I don't believe in metamour problems, nor do I think the concept of strong or weak hinge is particularly helpful when talking about relationships between adults. I think you are describing is a problem with boundaries, both enforcing and respecting.

It is critical to good boundary setting to understand how important the boundary is, and to what lengths you will go to uphold it. If it's something that you will bend on, it's not a very firm boundary, and is more of a request. If the boundary is set to prevent something that is a genuine interference to your ability to flourish as a human, that is something that shouldn't be treated with the same flexibility as one that doesn't matter much.

The other part is to know how important the boundary is, how likely you are to flex on it. This is essentially like setting ground rules on a contract, you note what the agreement is, what a breach of the contract looks like, and what the consequences are for breaching that contract. That's all pretty formal and I certainly don't approach it that clinically, but I try to be very clear about my boundaries if I expect others to respect them.

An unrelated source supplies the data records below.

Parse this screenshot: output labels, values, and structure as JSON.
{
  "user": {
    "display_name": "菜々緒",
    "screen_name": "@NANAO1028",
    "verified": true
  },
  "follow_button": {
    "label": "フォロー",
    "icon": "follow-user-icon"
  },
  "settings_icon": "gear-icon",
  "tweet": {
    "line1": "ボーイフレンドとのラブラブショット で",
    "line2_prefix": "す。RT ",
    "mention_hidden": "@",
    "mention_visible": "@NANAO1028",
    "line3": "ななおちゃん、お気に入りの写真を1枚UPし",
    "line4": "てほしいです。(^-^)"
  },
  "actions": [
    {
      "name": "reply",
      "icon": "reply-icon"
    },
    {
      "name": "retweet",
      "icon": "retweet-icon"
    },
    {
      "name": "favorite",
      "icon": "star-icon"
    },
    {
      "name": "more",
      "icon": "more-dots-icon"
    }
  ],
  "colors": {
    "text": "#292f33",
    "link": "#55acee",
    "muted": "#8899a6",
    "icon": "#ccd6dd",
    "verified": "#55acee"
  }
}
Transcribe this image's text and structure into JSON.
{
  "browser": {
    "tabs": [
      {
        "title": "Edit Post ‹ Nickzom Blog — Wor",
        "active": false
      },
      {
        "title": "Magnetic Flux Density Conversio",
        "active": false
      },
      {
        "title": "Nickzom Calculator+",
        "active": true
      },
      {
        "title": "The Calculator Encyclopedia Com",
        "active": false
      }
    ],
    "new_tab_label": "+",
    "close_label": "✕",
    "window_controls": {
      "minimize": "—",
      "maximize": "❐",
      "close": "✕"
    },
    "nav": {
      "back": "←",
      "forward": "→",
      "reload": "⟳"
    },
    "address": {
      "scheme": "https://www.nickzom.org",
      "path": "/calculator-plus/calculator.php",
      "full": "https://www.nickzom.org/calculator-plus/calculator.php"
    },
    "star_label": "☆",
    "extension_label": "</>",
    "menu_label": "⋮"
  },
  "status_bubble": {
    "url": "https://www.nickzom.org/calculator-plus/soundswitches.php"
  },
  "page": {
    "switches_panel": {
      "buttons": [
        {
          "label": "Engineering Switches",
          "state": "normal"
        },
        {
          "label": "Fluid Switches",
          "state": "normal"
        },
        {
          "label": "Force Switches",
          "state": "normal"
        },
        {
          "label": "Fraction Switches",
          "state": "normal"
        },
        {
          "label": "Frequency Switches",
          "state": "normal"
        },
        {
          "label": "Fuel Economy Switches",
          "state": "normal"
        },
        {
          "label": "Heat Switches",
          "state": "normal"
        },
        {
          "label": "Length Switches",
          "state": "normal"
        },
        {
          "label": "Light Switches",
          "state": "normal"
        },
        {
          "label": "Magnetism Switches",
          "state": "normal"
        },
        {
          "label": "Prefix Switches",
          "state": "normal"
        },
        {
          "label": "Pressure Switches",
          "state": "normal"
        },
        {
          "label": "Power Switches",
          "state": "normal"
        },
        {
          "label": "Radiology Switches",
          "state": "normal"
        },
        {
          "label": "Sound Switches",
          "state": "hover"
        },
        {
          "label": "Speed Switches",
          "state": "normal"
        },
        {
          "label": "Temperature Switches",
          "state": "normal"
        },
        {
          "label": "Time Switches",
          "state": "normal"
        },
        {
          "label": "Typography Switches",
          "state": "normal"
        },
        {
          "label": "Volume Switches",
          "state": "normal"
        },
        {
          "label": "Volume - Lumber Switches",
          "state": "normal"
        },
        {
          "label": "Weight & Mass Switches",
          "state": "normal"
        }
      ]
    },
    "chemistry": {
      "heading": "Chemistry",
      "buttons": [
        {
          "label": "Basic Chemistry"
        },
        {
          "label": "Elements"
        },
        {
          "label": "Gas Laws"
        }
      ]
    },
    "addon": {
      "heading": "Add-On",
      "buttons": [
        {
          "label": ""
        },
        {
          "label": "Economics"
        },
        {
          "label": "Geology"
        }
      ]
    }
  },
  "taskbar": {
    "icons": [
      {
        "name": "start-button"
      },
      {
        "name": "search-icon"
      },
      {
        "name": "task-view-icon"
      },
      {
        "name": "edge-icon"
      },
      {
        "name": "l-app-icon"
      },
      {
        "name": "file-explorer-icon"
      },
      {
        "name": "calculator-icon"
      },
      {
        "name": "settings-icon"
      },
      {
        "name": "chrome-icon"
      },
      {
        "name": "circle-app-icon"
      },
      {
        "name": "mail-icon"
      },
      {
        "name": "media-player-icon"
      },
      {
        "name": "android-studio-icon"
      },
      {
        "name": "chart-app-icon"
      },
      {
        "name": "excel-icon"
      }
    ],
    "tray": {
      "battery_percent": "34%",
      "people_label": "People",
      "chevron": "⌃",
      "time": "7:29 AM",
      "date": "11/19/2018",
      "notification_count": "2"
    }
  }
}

Your boundary sounds like it might be described as: "This person makes me genuinely crazy, and I am simply not willing to have them in my life. They are not welcome where I live, and I will not entertain hearing details of your issues with this person"​
The criticality of the boundary might be described as: "I know that this creates some inconvenience, and it could even require that we change our living situation or other details, but I need to let you know that this is not flexible, and I will not entertain requests to disregard this boundary"​

At this point the two of you can discuss if changes need to be made to afford the boundary room to be respected, and whether or not they are fully on board with respecting your boundary. If they don't respect your boundary, which it sounds like they are making a habit of, you need to decide what you are going to do about it. At this point it stops being about your partner and their partner, and comes down to "how much do you value your own boundaries?".